IntroductionNeurons require iron to support their metabolism, growth, and differentiation, but are also susceptible to iron-induced oxidative stress and cytotoxicity. Ferritin, a cytosolic iron storage unit, mediates cellular adaptation to fluctuations in iron delivery. NCOA4 has been characterized as a selective autophagic cargo receptor facilitating the mobilization of intracellular iron from ferritin. This process named ferritinophagy results in the degradation of ferritin and the consequent release of iron into the cytosol. MethodsHere we demonstrate that NCOA4 is important for the adaptation of the HT22 mouse hippocampal neuronal cell line to cellular iron restriction. Additionally, we determined the pathophysiological implications of impaired ferritinophagy via functional analysis of the omics profile of HT22 cells deficient in NCOA4. ResultsNCOA4 silencing impaired ferritin turnover and was cytotoxic when cells were restricted of iron. Quantitative proteomics identified IRP2 accumulation among the most prominent protein responses produced by NCOA4 depletion in HT22 cells, which is indicative of functional iron deficiency. Additionally, proteins of apoptotic signaling pathway were enriched by those responsive to NCOA4 deficiency. Transcriptome profiles of NCOA4 depletion revealed neuronal cell death, differentiation of neurons, and development of neurons as potential diseases and bio functions affected by impaired ferritinophagy, particularly, when iron was restricted. DiscussionThese findings identify an integral role of NCOA4-mediated ferritinophagy in the maintenance of iron homeostasis by HT22 cells, and its potential implications in controlling genetic pathways of neurodevelopment and neurodegenerative diseases.
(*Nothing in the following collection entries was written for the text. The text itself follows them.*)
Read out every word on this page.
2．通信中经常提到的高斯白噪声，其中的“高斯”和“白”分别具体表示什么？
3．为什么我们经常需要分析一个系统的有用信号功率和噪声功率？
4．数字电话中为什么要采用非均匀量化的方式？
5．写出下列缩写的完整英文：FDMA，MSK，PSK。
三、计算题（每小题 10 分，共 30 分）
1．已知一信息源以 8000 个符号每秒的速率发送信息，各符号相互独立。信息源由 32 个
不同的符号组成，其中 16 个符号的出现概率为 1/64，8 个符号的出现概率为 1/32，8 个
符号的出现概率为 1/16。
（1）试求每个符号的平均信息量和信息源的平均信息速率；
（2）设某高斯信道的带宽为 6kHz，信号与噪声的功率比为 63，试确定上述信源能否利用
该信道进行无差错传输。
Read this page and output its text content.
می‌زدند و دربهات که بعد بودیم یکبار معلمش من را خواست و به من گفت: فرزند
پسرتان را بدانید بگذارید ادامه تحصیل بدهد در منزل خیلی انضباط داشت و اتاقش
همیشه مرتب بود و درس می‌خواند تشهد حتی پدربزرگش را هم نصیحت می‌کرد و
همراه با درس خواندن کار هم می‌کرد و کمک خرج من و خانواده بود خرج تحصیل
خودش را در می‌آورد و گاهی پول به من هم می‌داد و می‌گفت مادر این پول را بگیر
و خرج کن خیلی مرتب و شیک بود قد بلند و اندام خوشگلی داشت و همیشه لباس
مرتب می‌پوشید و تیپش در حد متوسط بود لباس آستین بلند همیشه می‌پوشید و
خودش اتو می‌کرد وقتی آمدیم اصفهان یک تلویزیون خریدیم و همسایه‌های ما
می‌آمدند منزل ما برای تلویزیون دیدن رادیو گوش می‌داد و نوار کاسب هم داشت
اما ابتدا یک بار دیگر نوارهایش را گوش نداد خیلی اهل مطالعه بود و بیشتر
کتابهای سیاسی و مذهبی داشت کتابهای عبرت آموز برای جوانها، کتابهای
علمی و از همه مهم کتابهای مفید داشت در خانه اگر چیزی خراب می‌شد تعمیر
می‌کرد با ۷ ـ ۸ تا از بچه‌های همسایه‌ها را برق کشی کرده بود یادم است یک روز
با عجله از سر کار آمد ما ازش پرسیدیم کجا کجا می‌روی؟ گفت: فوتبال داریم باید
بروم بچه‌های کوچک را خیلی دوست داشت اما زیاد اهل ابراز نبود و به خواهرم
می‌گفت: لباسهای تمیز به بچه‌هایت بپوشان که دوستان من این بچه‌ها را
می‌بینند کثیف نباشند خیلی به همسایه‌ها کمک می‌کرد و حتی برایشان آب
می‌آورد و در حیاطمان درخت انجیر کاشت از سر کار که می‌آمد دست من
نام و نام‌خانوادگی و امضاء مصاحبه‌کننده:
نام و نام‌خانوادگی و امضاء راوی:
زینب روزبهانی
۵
引言 神经元依赖铁以维持其代谢、生长与分化过程，但同时也易遭受铁诱导的氧化应激与细胞毒性损害。铁蛋白（Ferritin）作为胞质铁储存单元，可介导细胞应对铁供给的波动变化。核受体辅激活因子4（NCOA4）已被鉴定为一种选择性自噬货物受体，可促进细胞内铁从铁蛋白中动员释放。这一被称为铁自噬（ferritinophagy）的过程会导致铁蛋白降解，并随之将铁释放至胞质溶胶中。 方法 本研究证实，核受体辅激活因子4（NCOA4）对于HT22小鼠海马神经元细胞系适应细胞铁限制环境至关重要。此外，我们通过对NCOA4缺陷型HT22细胞的多组学谱（omics profile）进行功能分析，阐明了铁自噬受损的病理生理学意义。 结果 NCOA4基因沉默会损害铁蛋白周转过程，且在细胞处于铁限制状态时引发细胞毒性。定量蛋白质组学分析显示，HT22细胞中NCOA4缺失所引发的最显著蛋白应答中，铁调节蛋白2（IRP2）的蓄积最为突出，这一现象提示存在功能性铁缺乏。此外，响应NCOA4缺失的差异蛋白显著富集于凋亡信号通路相关蛋白中。对NCOA4缺失细胞的转录组谱分析显示，铁自噬受损所影响的潜在疾病与生物功能包括神经元死亡、神经元分化及神经元发育，且在铁限制条件下这一效应尤为显著。 讨论 本研究结果证实，NCOA4介导的铁自噬在HT22细胞维持铁稳态（iron homeostasis）过程中发挥不可或缺的作用，其潜在意义在于调控神经发育与神经退行性疾病相关的遗传通路。